Yet somehow they claim that old versions, using old hardware, on arbitrary roads, using untrained customers as safety drivers somehow average 2.9 million miles per collision in non-highway environments [2], a ~72.5x difference in collision frequency, and 5.1 million miles per collision in all environments, a ~175x(!) difference in collision frequency, when their reporting and data are not scrutinized.
I guess their most advanced software and hardware and professional safety drivers just make it 175x more dangerous.
[1] https://techcrunch.com/2025/05/20/musk-says-teslas-self-driv...
[2] https://www.tesla.com/fsd/safety
[3] https://www.forbes.com/sites/alanohnsman/2025/08/20/elon-mus...
[3.a] Tesla own attorneys have argued that statements by Tesla executives are such nonsense that no reasonable person would believe them.

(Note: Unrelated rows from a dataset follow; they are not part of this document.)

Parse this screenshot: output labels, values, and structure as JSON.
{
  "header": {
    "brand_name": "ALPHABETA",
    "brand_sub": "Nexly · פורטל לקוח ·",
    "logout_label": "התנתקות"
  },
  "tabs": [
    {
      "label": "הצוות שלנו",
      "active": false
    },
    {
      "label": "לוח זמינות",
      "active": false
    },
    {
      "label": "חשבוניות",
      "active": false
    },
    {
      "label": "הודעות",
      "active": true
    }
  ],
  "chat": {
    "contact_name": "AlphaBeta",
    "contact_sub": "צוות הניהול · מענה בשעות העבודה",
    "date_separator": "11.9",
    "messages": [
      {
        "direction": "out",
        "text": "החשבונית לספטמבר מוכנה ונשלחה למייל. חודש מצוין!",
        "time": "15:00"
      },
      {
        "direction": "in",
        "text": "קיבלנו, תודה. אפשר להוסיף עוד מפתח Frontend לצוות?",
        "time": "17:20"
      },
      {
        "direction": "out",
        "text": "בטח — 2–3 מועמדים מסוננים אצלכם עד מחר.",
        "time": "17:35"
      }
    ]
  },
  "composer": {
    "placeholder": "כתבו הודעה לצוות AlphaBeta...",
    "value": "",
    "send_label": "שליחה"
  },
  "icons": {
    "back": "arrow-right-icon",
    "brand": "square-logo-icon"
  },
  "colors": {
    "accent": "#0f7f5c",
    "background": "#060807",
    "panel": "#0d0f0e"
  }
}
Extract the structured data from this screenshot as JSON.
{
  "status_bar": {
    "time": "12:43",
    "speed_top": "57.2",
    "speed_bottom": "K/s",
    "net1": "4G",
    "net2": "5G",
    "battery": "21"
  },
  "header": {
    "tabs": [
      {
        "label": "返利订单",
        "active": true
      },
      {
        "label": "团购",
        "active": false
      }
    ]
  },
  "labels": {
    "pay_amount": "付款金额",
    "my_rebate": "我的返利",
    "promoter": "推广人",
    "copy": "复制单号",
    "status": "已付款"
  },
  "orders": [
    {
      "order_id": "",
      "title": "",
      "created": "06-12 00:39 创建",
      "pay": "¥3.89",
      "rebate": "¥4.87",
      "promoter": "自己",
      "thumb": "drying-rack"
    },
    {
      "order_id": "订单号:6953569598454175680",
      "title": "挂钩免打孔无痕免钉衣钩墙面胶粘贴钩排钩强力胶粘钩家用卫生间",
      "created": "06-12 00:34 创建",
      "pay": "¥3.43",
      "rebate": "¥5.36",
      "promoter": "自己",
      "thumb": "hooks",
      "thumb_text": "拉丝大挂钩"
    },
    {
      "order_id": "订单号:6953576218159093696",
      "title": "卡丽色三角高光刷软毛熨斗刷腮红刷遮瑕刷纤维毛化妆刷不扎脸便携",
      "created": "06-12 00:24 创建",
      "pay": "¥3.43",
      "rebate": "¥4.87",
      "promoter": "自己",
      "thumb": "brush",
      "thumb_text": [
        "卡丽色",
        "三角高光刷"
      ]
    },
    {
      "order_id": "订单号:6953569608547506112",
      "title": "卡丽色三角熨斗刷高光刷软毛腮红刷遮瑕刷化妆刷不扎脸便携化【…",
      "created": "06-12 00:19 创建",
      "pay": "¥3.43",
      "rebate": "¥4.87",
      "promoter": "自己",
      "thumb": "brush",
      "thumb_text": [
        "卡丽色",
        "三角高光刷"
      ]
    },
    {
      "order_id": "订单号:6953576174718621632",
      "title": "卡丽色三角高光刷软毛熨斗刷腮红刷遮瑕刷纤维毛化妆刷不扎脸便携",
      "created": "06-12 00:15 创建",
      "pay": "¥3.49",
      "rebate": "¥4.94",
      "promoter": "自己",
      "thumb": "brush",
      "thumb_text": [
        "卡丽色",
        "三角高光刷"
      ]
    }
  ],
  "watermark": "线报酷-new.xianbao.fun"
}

People often don't report minor accidents. Someone scrapes a pole without causing enough damage to hit their insurance deductible, are they going to file a police report? Mostly not. And then the older number had that in it and the newer one doesn't.
But the number for human drivers works like the old number. They're dividing miles driven by reported accidents. On top of that, they're using the average -- by miles -- which isn't the same as the median, and in particular that will over-represent drivers who drive the most miles, who are disproportionately professional drivers.
I'm not sure what the guys in the taxis with their hands on the arm rest do. I guess they have a button that either stops the car or connects it to a remote control operator?
Ultimately, Tesla has two problems going on here:
1. Their crash rate is 2x that of Waymo.
2. They redact a lot of key information, which complicates safety assessments of their fleet.
The redactions actually hurt Tesla, because the nature of each road incident really matters: EVERY traffic incident must be reported, regardless of fault (even if it's a speeding car from the other direction that hits another vehicle which then hits the robotaxi - yes, that's actually in one of the Waymo NHTSA incident reports). When Tesla redacts the way they've been doing, it makes it very difficult to do studies like https://www.tandfonline.com/doi/full/10.1080/15389588.2025.2... which show how much safer Waymo vehicles are compared to humans WHEN IT COMES TO ACTUAL DAMAGE DONE.
We can't get that quality of info from Tesla due to their redaction practices. All we can reliably glean is that Tesla vehicles are involved in 2x the incidents per mile compared to Waymo. https://ilovetesla.com/teslas-robotaxi-dilemma-navigating-cr...
Every time when he has the choice to do something conservative or bold, he goes for the latter, and so long as he has a bit of luck, that is very much a winning strategy. To most people, I guess the stress of always betting everything on red would be unbearable. I mean, the guy got a $300m cash payout in 1999! Hands up who would keep working 100 hour weeks for 26 years after that.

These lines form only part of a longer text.